Transform the partial differential equation $(y-z)\frac{∂z}{∂x}+(y+z)\frac{dz}{dy}=0$ Transform the P.D.E.
$(y-z)\frac{\partial z}{\partial x}+(y+z)\frac{\partial z}{\partial y}=0$
so that the new equation contains $x$ as a new function, and $u=y-z, v=y+z$ are new independent variables.
 A: $$u=y-z\quad\implies\quad du=dy-dz$$
$$v=y+z\quad\implies\quad dv=dy+dz$$
$$dx=\frac{\partial x(u,v)}{\partial u}du+\frac{\partial x(u,v)}{\partial v}dv$$
$$dx=\frac{\partial x(u,v)}{\partial u}(dy-dz)+\frac{\partial x(u,v)}{\partial v}(dy+dz)$$
$$dx=\left(\frac{\partial x(u,v)}{\partial u}+\frac{\partial x(u,v)}{\partial v}\right)dy+\left(-\frac{\partial x(u,v)}{\partial u}+\frac{\partial x(u,v)}{\partial v}\right)dz$$
$$dz=\frac{1}{-\frac{\partial x(u,v)}{\partial u}+\frac{\partial x(u,v)}{\partial v}}dx-\frac{\frac{\partial x(u,v)}{\partial u}+\frac{\partial x(u,v)}{\partial v}}{-\frac{\partial x(u,v)}{\partial u}+\frac{\partial x(u,v)}{\partial v}}dy\quad\implies$$
$$\implies\quad\begin{cases}
\frac{\partial z(x,y)}{\partial x}=\frac{1}{-\frac{\partial x(u,v)}{\partial u}+\frac{\partial x(u,v)}{\partial v}}\\
\frac{\partial z(x,y)}{\partial y}=-\frac{\frac{\partial x(u,v)}{\partial u}+\frac{\partial x(u,v)}{\partial v}}{-\frac{\partial x(u,v)}{\partial u}+\frac{\partial x(u,v)}{\partial v}}
\end{cases}$$
We put them into the original PDE where $y-z=u$ and $y+z=v$ :
$$(y-z)\frac{\partial z}{\partial x}+(y+z)\frac{\partial z}{\partial y}=0$$
$$u\frac{1}{-\frac{\partial x(u,v)}{\partial u}+\frac{\partial x(u,v)}{\partial v}}-v\frac{\frac{\partial x(u,v)}{\partial u}+\frac{\partial x(u,v)}{\partial v}}{-\frac{\partial x(u,v)}{\partial u}+\frac{\partial x(u,v)}{\partial v}}=0$$
$$u-v\left(\frac{\partial x(u,v)}{\partial u}+\frac{\partial x(u,v)}{\partial v}\right)=0$$
$$\boxed{\frac{\partial x(u,v)}{\partial u}+\frac{\partial x(u,v)}{\partial v}=\frac{u}{v}}$$
This is the transformed PDE we were looking for.

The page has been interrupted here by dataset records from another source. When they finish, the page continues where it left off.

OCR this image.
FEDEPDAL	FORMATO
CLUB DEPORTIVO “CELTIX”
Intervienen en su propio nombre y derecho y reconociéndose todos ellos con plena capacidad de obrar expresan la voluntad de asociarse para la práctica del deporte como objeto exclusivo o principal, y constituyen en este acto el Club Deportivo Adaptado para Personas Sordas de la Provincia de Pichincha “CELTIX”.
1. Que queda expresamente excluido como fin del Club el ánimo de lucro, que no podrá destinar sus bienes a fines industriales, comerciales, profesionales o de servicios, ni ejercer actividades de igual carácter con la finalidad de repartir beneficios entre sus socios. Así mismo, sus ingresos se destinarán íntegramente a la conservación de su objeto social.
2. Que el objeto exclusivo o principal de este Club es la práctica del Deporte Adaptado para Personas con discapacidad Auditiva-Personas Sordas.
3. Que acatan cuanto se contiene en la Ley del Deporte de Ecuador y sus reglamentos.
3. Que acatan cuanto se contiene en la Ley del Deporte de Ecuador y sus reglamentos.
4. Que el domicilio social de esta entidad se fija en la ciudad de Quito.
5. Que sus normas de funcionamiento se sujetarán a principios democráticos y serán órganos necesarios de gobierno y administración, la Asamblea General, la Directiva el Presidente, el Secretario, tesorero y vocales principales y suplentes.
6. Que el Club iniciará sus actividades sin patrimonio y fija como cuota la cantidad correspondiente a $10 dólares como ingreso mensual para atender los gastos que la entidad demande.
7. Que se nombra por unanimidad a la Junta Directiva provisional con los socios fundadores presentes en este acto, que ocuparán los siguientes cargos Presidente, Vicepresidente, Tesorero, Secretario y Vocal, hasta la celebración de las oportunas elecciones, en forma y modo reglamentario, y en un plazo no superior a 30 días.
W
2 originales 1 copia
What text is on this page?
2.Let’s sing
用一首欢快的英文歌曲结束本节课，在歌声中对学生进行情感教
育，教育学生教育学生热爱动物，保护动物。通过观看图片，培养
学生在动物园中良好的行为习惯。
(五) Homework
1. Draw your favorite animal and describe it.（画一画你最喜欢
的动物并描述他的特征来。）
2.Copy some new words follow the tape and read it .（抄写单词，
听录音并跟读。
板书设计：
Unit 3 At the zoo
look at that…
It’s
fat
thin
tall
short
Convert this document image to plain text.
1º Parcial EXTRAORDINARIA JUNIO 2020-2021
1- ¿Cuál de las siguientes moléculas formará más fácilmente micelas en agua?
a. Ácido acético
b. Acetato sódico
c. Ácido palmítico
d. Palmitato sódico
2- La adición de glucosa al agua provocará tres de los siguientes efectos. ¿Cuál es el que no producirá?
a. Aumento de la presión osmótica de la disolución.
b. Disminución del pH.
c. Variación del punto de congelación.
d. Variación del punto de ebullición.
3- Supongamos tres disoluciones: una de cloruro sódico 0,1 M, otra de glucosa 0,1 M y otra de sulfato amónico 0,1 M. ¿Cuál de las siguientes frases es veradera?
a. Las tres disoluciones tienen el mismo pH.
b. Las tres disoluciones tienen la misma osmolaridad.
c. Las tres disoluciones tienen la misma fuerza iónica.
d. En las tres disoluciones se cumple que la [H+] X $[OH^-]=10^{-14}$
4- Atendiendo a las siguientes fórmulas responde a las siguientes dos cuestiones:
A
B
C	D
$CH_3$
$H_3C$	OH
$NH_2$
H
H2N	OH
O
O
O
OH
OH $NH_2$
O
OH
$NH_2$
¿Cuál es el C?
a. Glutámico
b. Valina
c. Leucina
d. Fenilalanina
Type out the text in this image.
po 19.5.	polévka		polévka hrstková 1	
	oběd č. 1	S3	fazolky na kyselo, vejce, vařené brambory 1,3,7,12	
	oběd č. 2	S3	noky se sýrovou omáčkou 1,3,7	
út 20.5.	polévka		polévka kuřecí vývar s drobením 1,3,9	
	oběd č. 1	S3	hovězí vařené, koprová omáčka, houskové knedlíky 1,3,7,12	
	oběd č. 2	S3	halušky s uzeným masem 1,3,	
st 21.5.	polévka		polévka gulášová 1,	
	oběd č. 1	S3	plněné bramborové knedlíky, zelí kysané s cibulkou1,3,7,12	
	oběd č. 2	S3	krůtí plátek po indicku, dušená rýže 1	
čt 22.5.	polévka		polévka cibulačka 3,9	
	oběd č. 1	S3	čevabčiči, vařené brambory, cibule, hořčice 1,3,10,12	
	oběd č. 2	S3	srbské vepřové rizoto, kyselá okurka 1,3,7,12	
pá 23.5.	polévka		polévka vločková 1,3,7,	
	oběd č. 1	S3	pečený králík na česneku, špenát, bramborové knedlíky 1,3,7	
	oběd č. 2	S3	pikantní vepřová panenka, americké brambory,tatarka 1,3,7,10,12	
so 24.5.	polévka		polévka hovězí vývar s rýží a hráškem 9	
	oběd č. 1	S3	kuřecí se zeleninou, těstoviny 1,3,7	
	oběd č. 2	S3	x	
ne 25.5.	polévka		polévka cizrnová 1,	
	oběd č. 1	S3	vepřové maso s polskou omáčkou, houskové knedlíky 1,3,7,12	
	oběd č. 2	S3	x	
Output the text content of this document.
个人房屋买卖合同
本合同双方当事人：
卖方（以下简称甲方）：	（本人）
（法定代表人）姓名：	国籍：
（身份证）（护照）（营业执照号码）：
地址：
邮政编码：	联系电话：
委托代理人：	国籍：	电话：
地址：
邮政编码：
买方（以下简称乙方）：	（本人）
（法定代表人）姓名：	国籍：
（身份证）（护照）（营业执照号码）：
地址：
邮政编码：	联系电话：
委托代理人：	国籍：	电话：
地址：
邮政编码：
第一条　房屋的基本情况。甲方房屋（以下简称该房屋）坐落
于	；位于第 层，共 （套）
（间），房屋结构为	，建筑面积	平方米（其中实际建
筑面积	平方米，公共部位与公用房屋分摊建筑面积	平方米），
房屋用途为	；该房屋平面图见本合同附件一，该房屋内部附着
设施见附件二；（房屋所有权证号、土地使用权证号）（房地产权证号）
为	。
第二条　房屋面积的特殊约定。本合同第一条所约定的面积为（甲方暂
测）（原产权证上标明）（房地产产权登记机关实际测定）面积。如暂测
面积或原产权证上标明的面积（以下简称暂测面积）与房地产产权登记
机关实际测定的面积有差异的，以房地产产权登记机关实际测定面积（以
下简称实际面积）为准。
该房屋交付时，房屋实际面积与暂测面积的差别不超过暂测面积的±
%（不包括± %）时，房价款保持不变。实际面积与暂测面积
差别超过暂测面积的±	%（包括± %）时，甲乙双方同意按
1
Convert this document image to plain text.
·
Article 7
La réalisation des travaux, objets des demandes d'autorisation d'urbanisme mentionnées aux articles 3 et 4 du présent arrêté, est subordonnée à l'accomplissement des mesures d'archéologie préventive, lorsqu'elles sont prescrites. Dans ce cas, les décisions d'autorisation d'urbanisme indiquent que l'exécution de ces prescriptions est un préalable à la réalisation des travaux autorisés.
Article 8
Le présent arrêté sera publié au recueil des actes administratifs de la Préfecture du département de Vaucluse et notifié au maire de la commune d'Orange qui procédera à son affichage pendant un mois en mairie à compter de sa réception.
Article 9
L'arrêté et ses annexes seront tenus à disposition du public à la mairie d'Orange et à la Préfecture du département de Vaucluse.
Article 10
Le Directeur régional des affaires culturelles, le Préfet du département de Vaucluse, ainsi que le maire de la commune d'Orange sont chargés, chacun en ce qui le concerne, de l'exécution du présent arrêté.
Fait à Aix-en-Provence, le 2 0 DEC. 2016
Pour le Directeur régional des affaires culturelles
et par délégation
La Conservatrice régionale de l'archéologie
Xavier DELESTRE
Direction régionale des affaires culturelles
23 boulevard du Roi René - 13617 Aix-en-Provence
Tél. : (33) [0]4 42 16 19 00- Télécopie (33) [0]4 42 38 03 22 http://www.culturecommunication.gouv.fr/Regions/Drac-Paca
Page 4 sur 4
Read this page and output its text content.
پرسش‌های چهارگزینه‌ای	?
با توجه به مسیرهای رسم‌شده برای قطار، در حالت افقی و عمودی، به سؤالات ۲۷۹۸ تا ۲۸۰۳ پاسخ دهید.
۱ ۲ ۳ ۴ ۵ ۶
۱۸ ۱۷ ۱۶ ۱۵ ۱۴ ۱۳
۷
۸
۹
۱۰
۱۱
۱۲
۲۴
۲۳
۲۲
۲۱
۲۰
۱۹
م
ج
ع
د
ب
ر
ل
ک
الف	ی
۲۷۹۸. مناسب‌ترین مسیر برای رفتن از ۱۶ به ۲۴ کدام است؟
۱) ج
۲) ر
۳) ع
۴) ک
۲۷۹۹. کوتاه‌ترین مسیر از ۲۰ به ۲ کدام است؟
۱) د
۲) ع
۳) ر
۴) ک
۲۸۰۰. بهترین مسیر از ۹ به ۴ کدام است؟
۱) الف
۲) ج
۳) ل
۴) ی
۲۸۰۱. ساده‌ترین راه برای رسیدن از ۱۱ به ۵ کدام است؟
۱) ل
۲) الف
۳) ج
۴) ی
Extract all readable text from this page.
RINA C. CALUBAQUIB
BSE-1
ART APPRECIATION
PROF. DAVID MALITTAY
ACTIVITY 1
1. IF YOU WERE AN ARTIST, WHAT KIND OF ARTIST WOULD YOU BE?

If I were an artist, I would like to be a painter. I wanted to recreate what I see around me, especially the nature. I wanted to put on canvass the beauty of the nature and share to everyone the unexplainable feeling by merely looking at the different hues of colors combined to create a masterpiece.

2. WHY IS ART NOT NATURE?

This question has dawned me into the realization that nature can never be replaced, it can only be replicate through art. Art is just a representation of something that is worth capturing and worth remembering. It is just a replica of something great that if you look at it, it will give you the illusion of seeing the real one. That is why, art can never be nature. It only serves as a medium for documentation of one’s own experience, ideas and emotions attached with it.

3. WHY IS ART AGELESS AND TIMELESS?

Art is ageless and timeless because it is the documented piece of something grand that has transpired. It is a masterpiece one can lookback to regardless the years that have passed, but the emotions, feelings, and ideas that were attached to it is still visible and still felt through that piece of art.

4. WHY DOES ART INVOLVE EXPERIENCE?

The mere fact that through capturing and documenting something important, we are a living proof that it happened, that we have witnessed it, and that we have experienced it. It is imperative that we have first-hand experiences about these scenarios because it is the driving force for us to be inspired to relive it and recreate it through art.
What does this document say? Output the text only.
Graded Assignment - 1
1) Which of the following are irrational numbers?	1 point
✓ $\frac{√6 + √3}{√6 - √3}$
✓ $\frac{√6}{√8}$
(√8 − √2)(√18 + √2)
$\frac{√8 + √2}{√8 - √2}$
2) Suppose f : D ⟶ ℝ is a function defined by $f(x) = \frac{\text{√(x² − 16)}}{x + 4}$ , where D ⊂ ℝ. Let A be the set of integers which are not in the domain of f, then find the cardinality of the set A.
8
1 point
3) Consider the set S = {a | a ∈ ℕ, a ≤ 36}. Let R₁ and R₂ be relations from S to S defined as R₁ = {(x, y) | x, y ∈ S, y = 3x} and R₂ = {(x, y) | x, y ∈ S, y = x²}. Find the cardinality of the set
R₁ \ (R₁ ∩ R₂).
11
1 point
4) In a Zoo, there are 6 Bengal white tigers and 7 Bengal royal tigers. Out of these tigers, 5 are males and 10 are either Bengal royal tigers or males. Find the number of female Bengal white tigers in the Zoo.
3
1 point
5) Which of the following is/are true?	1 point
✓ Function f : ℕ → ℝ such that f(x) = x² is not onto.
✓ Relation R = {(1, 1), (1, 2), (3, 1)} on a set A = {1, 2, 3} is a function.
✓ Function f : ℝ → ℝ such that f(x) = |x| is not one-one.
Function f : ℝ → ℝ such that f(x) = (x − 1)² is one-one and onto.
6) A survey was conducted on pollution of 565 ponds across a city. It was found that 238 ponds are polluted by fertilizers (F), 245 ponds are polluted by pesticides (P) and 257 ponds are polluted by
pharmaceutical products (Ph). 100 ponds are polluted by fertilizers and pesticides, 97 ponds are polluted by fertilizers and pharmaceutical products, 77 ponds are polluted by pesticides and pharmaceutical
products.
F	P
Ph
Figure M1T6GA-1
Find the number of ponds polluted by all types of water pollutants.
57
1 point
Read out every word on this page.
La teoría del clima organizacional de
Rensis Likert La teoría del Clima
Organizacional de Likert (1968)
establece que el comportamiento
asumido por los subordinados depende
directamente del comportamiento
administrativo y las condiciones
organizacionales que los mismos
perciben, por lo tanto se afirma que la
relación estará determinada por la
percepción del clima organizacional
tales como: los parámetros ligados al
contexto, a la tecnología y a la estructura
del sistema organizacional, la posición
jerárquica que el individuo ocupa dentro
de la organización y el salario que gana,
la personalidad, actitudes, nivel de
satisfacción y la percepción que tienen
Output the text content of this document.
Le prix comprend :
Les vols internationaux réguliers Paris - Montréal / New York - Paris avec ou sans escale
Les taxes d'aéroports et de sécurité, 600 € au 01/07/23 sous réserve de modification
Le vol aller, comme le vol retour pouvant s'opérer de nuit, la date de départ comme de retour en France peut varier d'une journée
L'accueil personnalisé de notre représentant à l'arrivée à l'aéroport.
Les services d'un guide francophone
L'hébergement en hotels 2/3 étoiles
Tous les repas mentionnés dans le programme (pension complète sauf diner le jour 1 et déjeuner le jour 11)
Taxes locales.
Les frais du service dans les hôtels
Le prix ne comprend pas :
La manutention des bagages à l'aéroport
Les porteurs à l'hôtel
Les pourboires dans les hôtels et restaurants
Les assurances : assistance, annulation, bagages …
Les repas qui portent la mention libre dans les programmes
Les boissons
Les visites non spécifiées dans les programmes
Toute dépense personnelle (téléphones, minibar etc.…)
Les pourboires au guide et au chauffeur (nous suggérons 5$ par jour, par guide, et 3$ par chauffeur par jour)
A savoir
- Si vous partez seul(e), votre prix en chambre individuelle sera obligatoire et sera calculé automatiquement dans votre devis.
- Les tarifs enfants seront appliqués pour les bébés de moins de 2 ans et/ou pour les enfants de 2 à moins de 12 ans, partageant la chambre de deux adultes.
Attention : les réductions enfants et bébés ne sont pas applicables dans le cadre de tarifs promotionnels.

This PDE can be solved thanks to the method of characteristics. The result is :
$$\boxed{x(u,v)=v+(u-v)\ln|v|+F(u-v)}$$
$F$ is an arbitrary function until some boundary condition be specified.
Comming back to the original variables :
$$x=y+z(x,y)-2z(x,y)\ln|y+z(x,y)|+F\big(-2z(x,y)\big)$$
or equivalenttly
$$\boxed{z\ln|y+z|=\frac{y-x}{2}+G(z)}$$
$G$ is an arbitrary function until some boundary condition be specified.
The last equation cannot be solve for $z$ in terms of standard functions. Thus one have to be satisfied for the solution expressed on the form of implicit equation.
NOTE : The original PDE is even easier to solve without the change of variables. The direct solving leads to the solution consistent with the above solution. This is a manner to check that the above result is correct.